Brendon McCullum's 'Excessively Prepared' Test Series Blunder Could Become England's Aggressive Cricket Final Chapter
Brendon McCullum detested the moniker Bazball from its inception, viewing it as overly simplistic and maybe anticipating how it might be used as a weapon down the line. Right now, down 2-0 in an Test series in Australia that began with high hopes, it has turned into the subject of Australian jokes.
However McCullum has contributed to the problem either. Following the gut-wrenching defeat at the Gabba, his claim that, if anything, England were 'too prepared' before the pink-ball match was like attempting to extinguish a bin fire with petrol. It could become his lasting legacy as England head coach if performances do not take an upturn.
On one level, one must admire his commitment to the bit. As much as McCullum says he ignore external noise, he will have been all too aware of an England team increasingly characterised as carefree and lacking preparation.
The truth, as always, is not so simple. England enjoy golf just as much during their necessary down time as their opponents and they practice equally hard. Prior to the Gabba Test, they did more, completing five days compared to Australia's three, given their lack of exposure to the pink ball and the changes in lighting conditions.

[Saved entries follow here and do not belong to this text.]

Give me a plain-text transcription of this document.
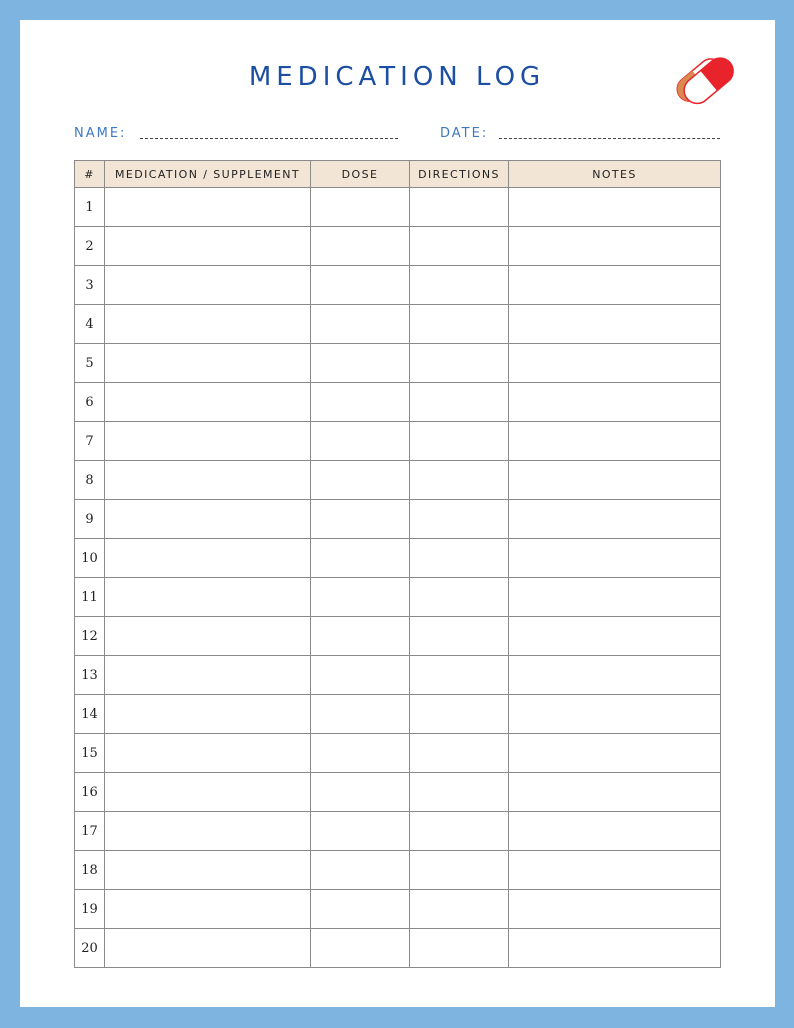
MEDICATION LOG
NAME:	DATE:
#	MEDICATION / SUPPLEMENT	DOSE	DIRECTIONS	NOTES
1				
2				
3				
4				
5				
6				
7				
8				
9				
10				
11				
12				
13				
14				
15				
16				
17				
18				
19				
20				
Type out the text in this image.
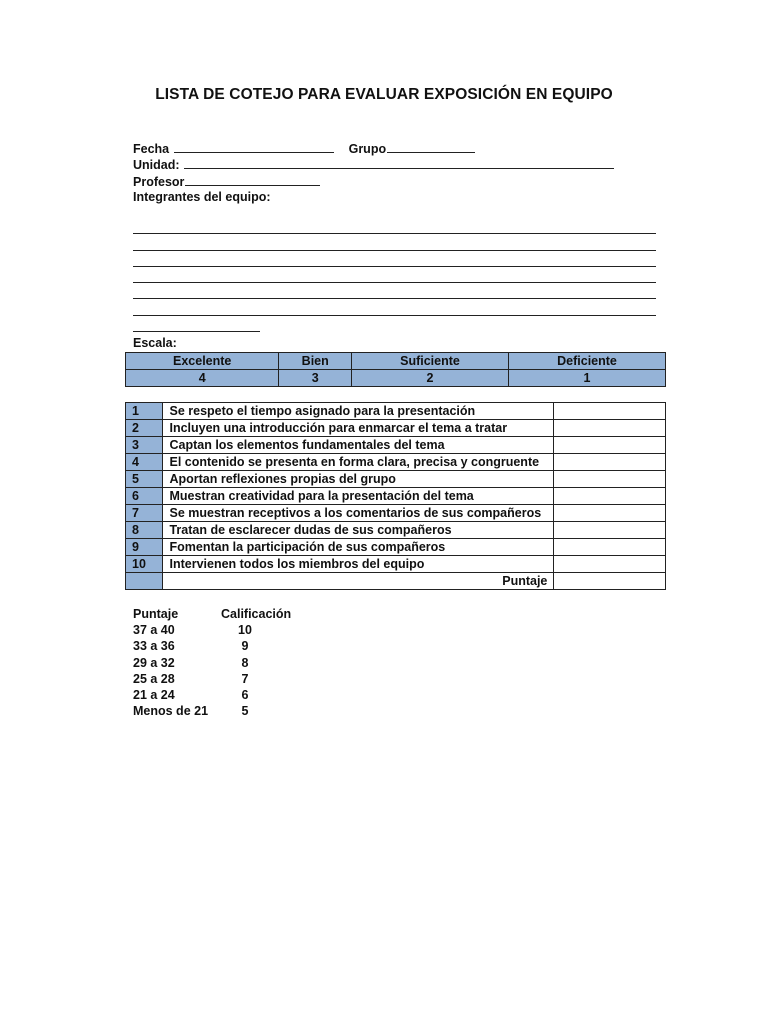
LISTA DE COTEJO PARA EVALUAR EXPOSICIÓN EN EQUIPO
Fecha	Grupo
Unidad:
Profesor
Integrantes del equipo:
Escala:
Excelente	Bien	Suficiente	Deficiente
4	3	2	1
1	Se respeto el tiempo asignado para la presentación	
2	Incluyen una introducción para enmarcar el tema a tratar	
3	Captan los elementos fundamentales del tema	
4	El contenido se presenta en forma clara, precisa y congruente	
5	Aportan reflexiones propias del grupo	
6	Muestran creatividad para la presentación del tema	
7	Se muestran receptivos a los comentarios de sus compañeros	
8	Tratan de esclarecer dudas de sus compañeros	
9	Fomentan la participación de sus compañeros	
10	Intervienen todos los miembros del equipo	
	Puntaje	
Puntaje	Calificación
37 a 40	10
33 a 36	9
29 a 32	8
25 a 28	7
21 a 24	6
Menos de 21	5
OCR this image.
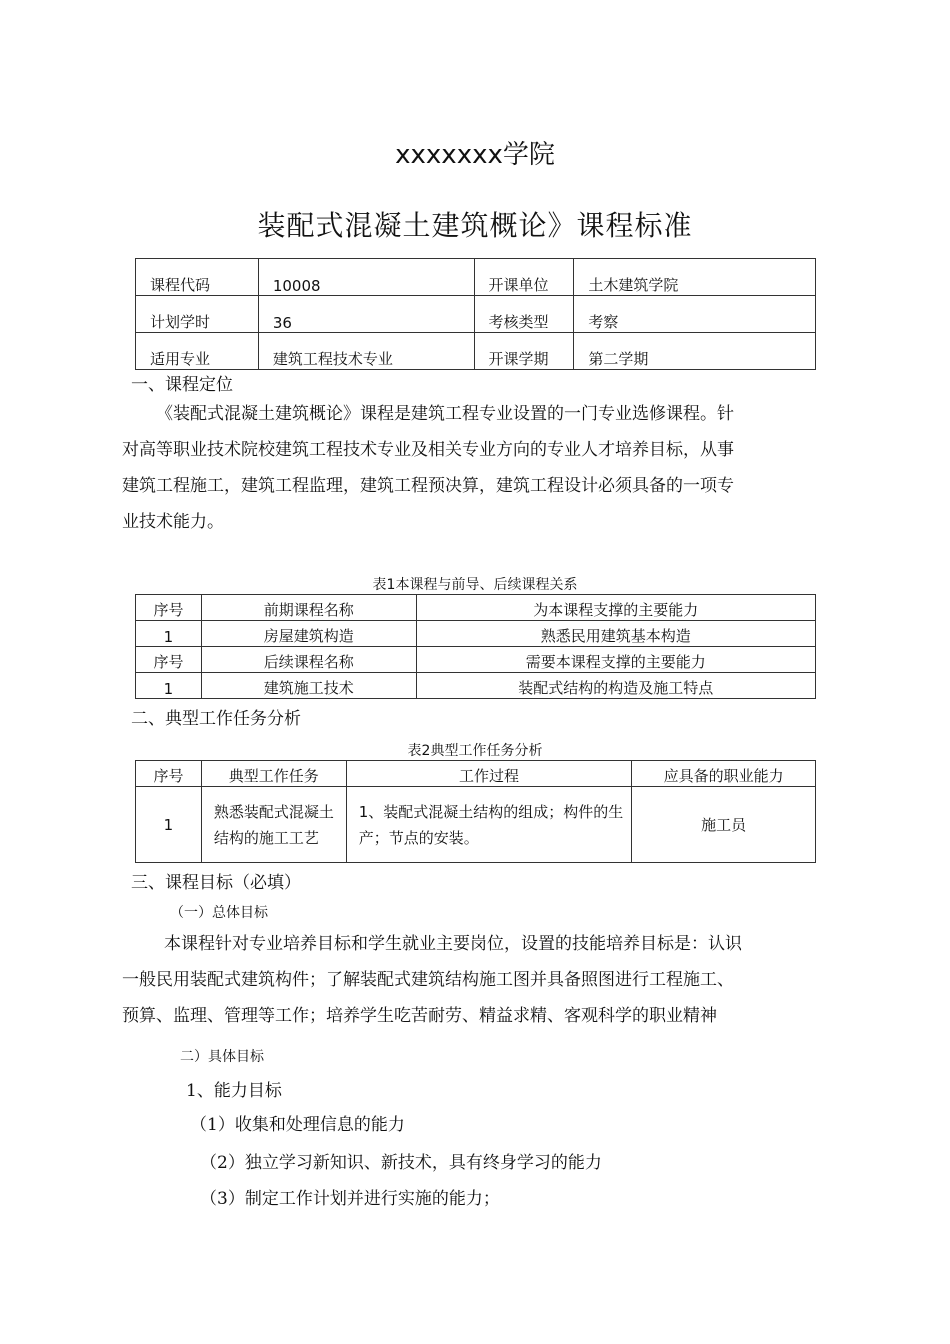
xxxxxxx学院
装配式混凝土建筑概论》课程标准
课程代码	10008	开课单位	土木建筑学院
计划学时	36	考核类型	考察
适用专业	建筑工程技术专业	开课学期	第二学期
一、课程定位

《装配式混凝土建筑概论》课程是建筑工程专业设置的一门专业选修课程。针

对高等职业技术院校建筑工程技术专业及相关专业方向的专业人才培养目标，从事

建筑工程施工，建筑工程监理，建筑工程预决算，建筑工程设计必须具备的一项专

业技术能力。

表1本课程与前导、后续课程关系
序号	前期课程名称	为本课程支撑的主要能力
1	房屋建筑构造	熟悉民用建筑基本构造
序号	后续课程名称	需要本课程支撑的主要能力
1	建筑施工技术	装配式结构的构造及施工特点
二、典型工作任务分析
表2典型工作任务分析
序号	典型工作任务	工作过程	应具备的职业能力
1	熟悉装配式混凝土结构的施工工艺	1、装配式混凝土结构的组成；构件的生产；节点的安装。	施工员
三、课程目标（必填）
（一）总体目标

本课程针对专业培养目标和学生就业主要岗位，设置的技能培养目标是：认识

一般民用装配式建筑构件；了解装配式建筑结构施工图并具备照图进行工程施工、

预算、监理、管理等工作；培养学生吃苦耐劳、精益求精、客观科学的职业精神

二）具体目标
1、能力目标
（1）收集和处理信息的能力
（2）独立学习新知识、新技术，具有终身学习的能力
（3）制定工作计划并进行实施的能力；
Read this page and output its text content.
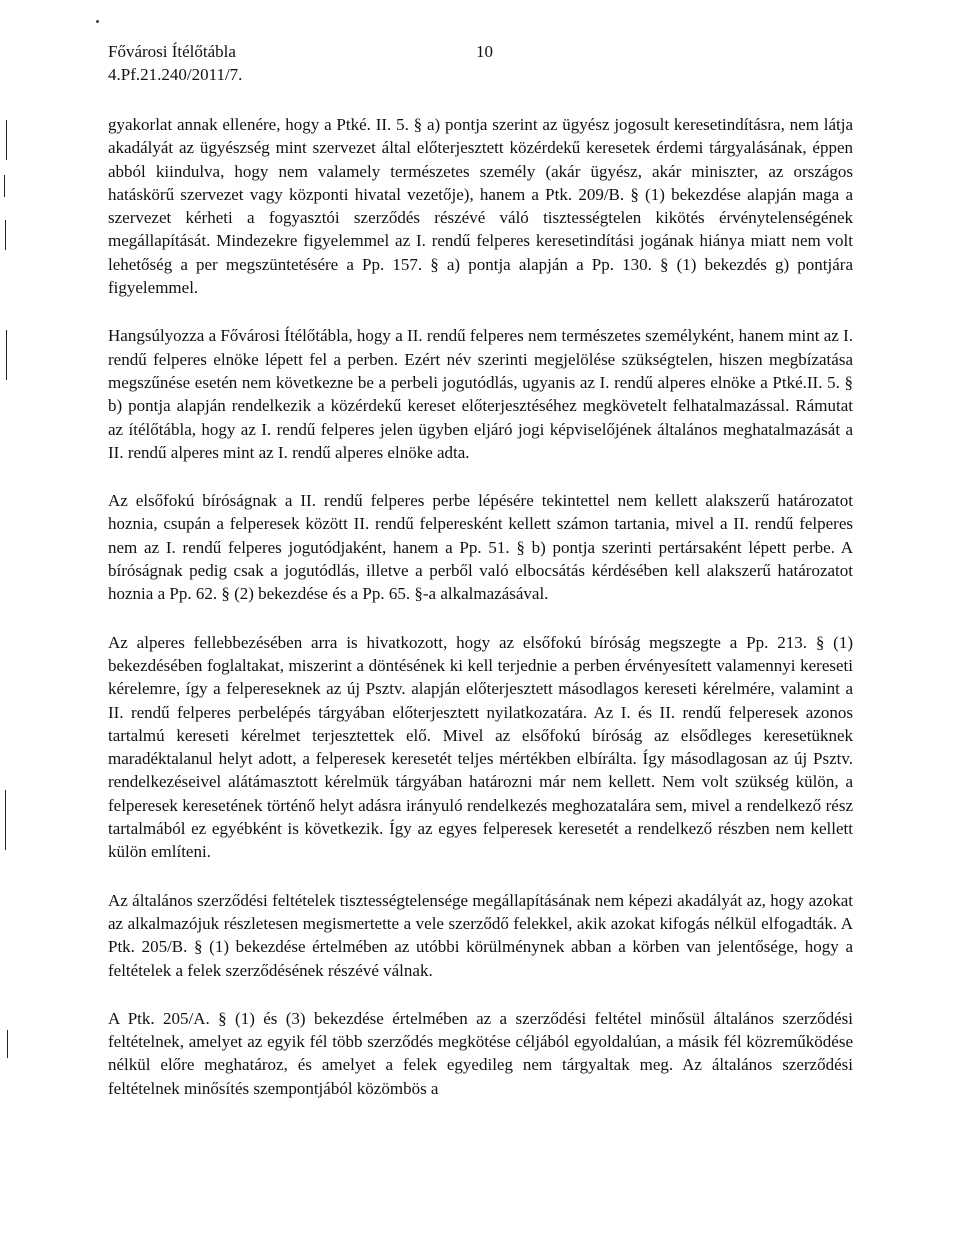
Fővárosi Ítélőtábla
4.Pf.21.240/2011/7.
10

gyakorlat annak ellenére, hogy a Ptké. II. 5. § a) pontja szerint az ügyész jogosult keresetindításra, nem látja akadályát az ügyészség mint szervezet által előterjesztett közérdekű keresetek érdemi tárgyalásának, éppen abból kiindulva, hogy nem valamely természetes személy (akár ügyész, akár miniszter, az országos hatáskörű szervezet vagy központi hivatal vezetője), hanem a Ptk. 209/B. § (1) bekezdése alapján maga a szervezet kérheti a fogyasztói szerződés részévé váló tisztességtelen kikötés érvénytelenségének megállapítását. Mindezekre figyelemmel az I. rendű felperes keresetindítási jogának hiánya miatt nem volt lehetőség a per megszüntetésére a Pp. 157. § a) pontja alapján a Pp. 130. § (1) bekezdés g) pontjára figyelemmel.

Hangsúlyozza a Fővárosi Ítélőtábla, hogy a II. rendű felperes nem természetes személyként, hanem mint az I. rendű felperes elnöke lépett fel a perben. Ezért név szerinti megjelölése szükségtelen, hiszen megbízatása megszűnése esetén nem következne be a perbeli jogutódlás, ugyanis az I. rendű alperes elnöke a Ptké.II. 5. § b) pontja alapján rendelkezik a közérdekű kereset előterjesztéséhez megkövetelt felhatalmazással. Rámutat az ítélőtábla, hogy az I. rendű felperes jelen ügyben eljáró jogi képviselőjének általános meghatalmazását a II. rendű alperes mint az I. rendű alperes elnöke adta.

Az elsőfokú bíróságnak a II. rendű felperes perbe lépésére tekintettel nem kellett alakszerű határozatot hoznia, csupán a felperesek között II. rendű felperesként kellett számon tartania, mivel a II. rendű felperes nem az I. rendű felperes jogutódjaként, hanem a Pp. 51. § b) pontja szerinti pertársaként lépett perbe. A bíróságnak pedig csak a jogutódlás, illetve a perből való elbocsátás kérdésében kell alakszerű határozatot hoznia a Pp. 62. § (2) bekezdése és a Pp. 65. §-a alkalmazásával.

Az alperes fellebbezésében arra is hivatkozott, hogy az elsőfokú bíróság megszegte a Pp. 213. § (1) bekezdésében foglaltakat, miszerint a döntésének ki kell terjednie a perben érvényesített valamennyi kereseti kérelemre, így a felpereseknek az új Psztv. alapján előterjesztett másodlagos kereseti kérelmére, valamint a II. rendű felperes perbelépés tárgyában előterjesztett nyilatkozatára. Az I. és II. rendű felperesek azonos tartalmú kereseti kérelmet terjesztettek elő. Mivel az elsőfokú bíróság az elsődleges keresetüknek maradéktalanul helyt adott, a felperesek keresetét teljes mértékben elbírálta. Így másodlagosan az új Psztv. rendelkezéseivel alátámasztott kérelmük tárgyában határozni már nem kellett. Nem volt szükség külön, a felperesek keresetének történő helyt adásra irányuló rendelkezés meghozatalára sem, mivel a rendelkező rész tartalmából ez egyébként is következik. Így az egyes felperesek keresetét a rendelkező részben nem kellett külön említeni.

Az általános szerződési feltételek tisztességtelensége megállapításának nem képezi akadályát az, hogy azokat az alkalmazójuk részletesen megismertette a vele szerződő felekkel, akik azokat kifogás nélkül elfogadták. A Ptk. 205/B. § (1) bekezdése értelmében az utóbbi körülménynek abban a körben van jelentősége, hogy a feltételek a felek szerződésének részévé válnak.

A Ptk. 205/A. § (1) és (3) bekezdése értelmében az a szerződési feltétel minősül általános szerződési feltételnek, amelyet az egyik fél több szerződés megkötése céljából egyoldalúan, a másik fél közreműködése nélkül előre meghatároz, és amelyet a felek egyedileg nem tárgyaltak meg. Az általános szerződési feltételnek minősítés szempontjából közömbös a
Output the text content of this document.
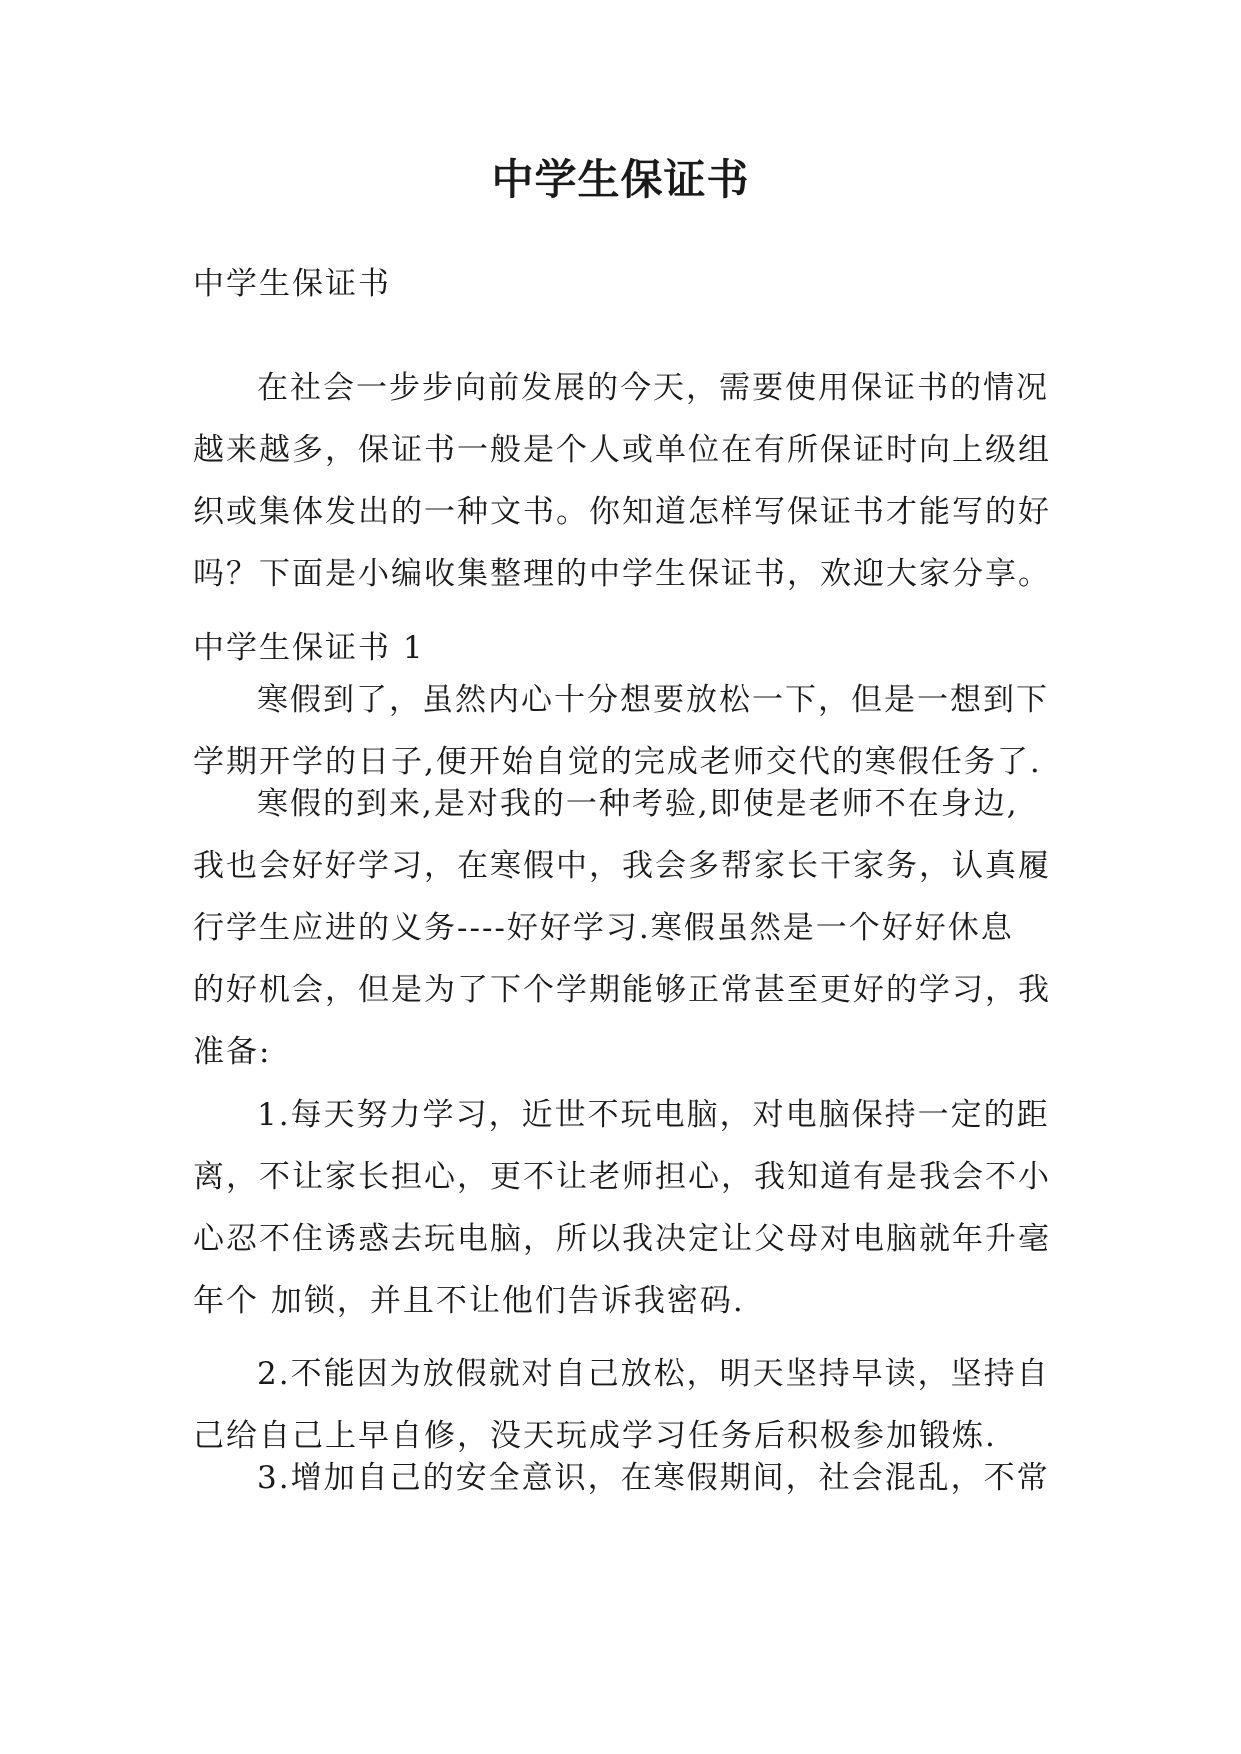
中学生保证书

中学生保证书

在社会一步步向前发展的今天，需要使用保证书的情况
越来越多，保证书一般是个人或单位在有所保证时向上级组
织或集体发出的一种文书。你知道怎样写保证书才能写的好
吗？下面是小编收集整理的中学生保证书，欢迎大家分享。

中学生保证书 1

寒假到了，虽然内心十分想要放松一下，但是一想到下
学期开学的日子,便开始自觉的完成老师交代的寒假任务了.

寒假的到来,是对我的一种考验,即使是老师不在身边,
我也会好好学习，在寒假中，我会多帮家长干家务，认真履
行学生应进的义务----好好学习.寒假虽然是一个好好休息
的好机会，但是为了下个学期能够正常甚至更好的学习，我
准备:

1.每天努力学习，近世不玩电脑，对电脑保持一定的距
离，不让家长担心，更不让老师担心，我知道有是我会不小
心忍不住诱惑去玩电脑，所以我决定让父母对电脑就年升毫
年个 加锁，并且不让他们告诉我密码.

2.不能因为放假就对自己放松，明天坚持早读，坚持自
己给自己上早自修，没天玩成学习任务后积极参加锻炼.

3.增加自己的安全意识，在寒假期间，社会混乱，不常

The Question of Preparation and Practice
McCullum's point about being "over-prepared" was that those five extra days were his call – the instance he blinked in his conviction that minimal preparation is best. It meant a Test match's worth of mental energy was expended before they even took the field in the intensity of Australia's stronghold. While nets are a opportunity to refine skills, they can also become a safety blanket; zero consequence activity that simply keeps the reactions quick.
Fixtures are tight such that pre-series state games were not possible (and no guarantee, when you consider England playing three before the whitewash in 2013-14). What is harder to square is the disregard of domestic red-ball cricket as a valuable experience in general, evidenced by a young player's unproductive season.
On-Field Shortcomings and Strategic Lack of Evolution
Match practice alone hardens cricketers for the many situations they walk out to face, and it is in this area where England have so far fallen well short. It is not only with the batting – as poor as some of the shot selection has been – but an bowling attack that seems without a spearhead. No bowler has shown the patience or discipline that the otherworldly Mitchell Starc and his teammates have delivered.
McCullum's free-spirit approach was liberating during its first 12 months, an effective, apt solution to eradicate the torpor that preceded it. The frustration now comes in how it has apparently failed to move beyond that initial phase – the lack of an upgrade to the original software that has seen results decline to an even record from their most recent matches.
Player Focus and Team Dilemmas
Among them is Jamie Smith, a gifted player, undoubtedly, but one who is being constantly tested on each side of the bat and missed two crucial opportunities with the gloves. It probably does not help when your counterpart, the Australian keeper, has just produced a masterful display.
Based on McCullum's words in the aftermath, England look likely to keep the faith with Smith in Adelaide. The expectation – as is the case – is that a return to a more familiar match environment unleashes his best, with Perth's bouncy pitch and the unfamiliar floodlit Test now out of the way.
Another option is to implement the plan discovered during the victorious series in New Zealand 12 months ago by moving Ollie Pope down to his preferred position as a active middle order player, giving him the gloves, and picking a fresh face at first drop. Bethell made some runs for the Lions over the weekend, or maybe an all-rounder could fulfil a similar role to the former spinner in 2023.
Ultimately, none of this is perfect, however Australia's better fundamentals having shattered pre-series optimism and forced the team's entire approach into the spotlight.